Building information modeling (BIM) is a process involving the generation and management of digital representations of physical and functional characteristics of places. Building information models (BIMs) are files (often but not always in proprietary formats and containing proprietary data) which can be exchanged or networked to support decision-making about a place. Current BIM software is used by individuals, businesses and government agencies who plan, design, construct, operate and maintain diverse physical infrastructures, such as water, waste water, electricity, gas, refuse and communication utilities, roads, bridges and ports, houses, apartments, schools and shops, offices, factories, warehouses and prisons.
BIM is a relatively new technology in an industry typically slow to adopt change. Yet many early adopters are confident that BIM will grow to play an even more crucial role in building documentation.
Proponents claim that BIM offers:
- Improved visualization
- Improved productivity due to easy retrieval of information
- Increased coordination of construction documents
- Embedding and linking of vital information such as vendors for specific materials, location of details and quantities required for estimation and tendering
- Increased speed of delivery
- Reduced costs
BIM also contains most of the data needed for building energy performance analysis. The building properties in BIM can be used to automatically create the input file for building energy simulation and save a significant amount of time and effort. Moreover, automation of this process reduce errors and mismatches in the building energy simulation process.
Green Building XML (gbXML) is an emerging schema, a subset of the Building Information Modeling efforts, focused on green building design and operation. gbXML is used as input in several energy simulation engines.
[39] With the development of modern computer technology, a large number of building energy simulation tools are available. When choosing which simulation tool to use, the user must consider the tool's accuracy and reliability, considering the building information they have at hand, which will serve as input for the tool. Yezioro, Dong and Leite developed an artificial intelligence approach towards assessing building performance simulation results and found that more detailed simulation tools have the best simulation performance in terms of heating and cooling electricity consumption within 3% of mean absolute error.

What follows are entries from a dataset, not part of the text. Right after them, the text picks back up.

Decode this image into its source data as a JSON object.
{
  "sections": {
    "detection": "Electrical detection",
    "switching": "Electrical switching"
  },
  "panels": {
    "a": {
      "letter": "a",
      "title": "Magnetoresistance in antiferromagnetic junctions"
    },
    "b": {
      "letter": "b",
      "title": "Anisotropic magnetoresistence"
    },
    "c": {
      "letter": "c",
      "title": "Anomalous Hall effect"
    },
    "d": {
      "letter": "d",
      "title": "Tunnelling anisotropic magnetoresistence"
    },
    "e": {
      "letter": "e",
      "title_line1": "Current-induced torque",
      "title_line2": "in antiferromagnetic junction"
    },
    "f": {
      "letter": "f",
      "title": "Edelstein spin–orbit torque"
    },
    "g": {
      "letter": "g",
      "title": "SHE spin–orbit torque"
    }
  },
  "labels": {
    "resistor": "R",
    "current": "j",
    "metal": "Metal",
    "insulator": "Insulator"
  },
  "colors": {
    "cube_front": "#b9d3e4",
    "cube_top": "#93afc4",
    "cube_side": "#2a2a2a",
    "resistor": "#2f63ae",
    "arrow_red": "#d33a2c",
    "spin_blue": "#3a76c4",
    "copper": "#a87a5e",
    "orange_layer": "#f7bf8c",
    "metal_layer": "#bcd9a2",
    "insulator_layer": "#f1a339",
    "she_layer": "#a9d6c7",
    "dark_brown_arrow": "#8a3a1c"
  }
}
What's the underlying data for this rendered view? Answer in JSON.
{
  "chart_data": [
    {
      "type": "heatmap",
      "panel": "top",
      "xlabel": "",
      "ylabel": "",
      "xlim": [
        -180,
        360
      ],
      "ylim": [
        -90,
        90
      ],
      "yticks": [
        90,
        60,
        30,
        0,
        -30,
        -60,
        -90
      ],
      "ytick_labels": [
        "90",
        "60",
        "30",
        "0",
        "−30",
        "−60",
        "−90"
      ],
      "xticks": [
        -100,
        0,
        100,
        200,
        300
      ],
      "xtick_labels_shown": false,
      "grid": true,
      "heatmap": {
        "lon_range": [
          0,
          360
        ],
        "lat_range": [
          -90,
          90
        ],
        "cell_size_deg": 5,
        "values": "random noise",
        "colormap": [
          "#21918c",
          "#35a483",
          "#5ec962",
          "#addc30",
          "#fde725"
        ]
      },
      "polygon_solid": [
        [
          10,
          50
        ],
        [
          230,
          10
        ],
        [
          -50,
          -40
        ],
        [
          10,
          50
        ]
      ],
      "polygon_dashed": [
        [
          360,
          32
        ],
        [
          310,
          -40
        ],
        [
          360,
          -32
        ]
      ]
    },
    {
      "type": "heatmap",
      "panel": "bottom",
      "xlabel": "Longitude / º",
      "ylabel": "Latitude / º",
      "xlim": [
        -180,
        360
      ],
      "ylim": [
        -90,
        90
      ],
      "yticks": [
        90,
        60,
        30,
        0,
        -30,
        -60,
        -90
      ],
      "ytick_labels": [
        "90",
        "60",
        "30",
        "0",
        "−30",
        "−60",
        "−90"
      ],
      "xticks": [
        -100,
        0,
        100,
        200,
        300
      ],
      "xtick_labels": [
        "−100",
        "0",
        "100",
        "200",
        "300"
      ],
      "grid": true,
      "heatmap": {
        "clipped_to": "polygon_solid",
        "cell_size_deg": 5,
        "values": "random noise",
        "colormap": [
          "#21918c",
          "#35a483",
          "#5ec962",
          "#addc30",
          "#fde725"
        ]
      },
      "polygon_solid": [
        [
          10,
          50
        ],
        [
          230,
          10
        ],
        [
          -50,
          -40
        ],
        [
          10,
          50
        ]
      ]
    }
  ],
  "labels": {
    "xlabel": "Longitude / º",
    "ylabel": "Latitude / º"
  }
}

Explorations are underway to pair computer network users' personal, private and public authentication choices, geographic mapping systems and evolving cloud computing security architecture models, together, to offer customers of geospatial securitization services intuitive new ways to organize their personal, private and public applications and storage. For individuals, businesses and government authorities who generate and manage building information, new ways to discover, share and work on data, within the context of particular places on earth, will be offered. David Plager, AIA, conjectures that today's web will give way to tomorrow's geo-web where data will be structured first by place (e.g. a postal address) and then by space (Personal (one user), Private (a group of users) and Public (all users)).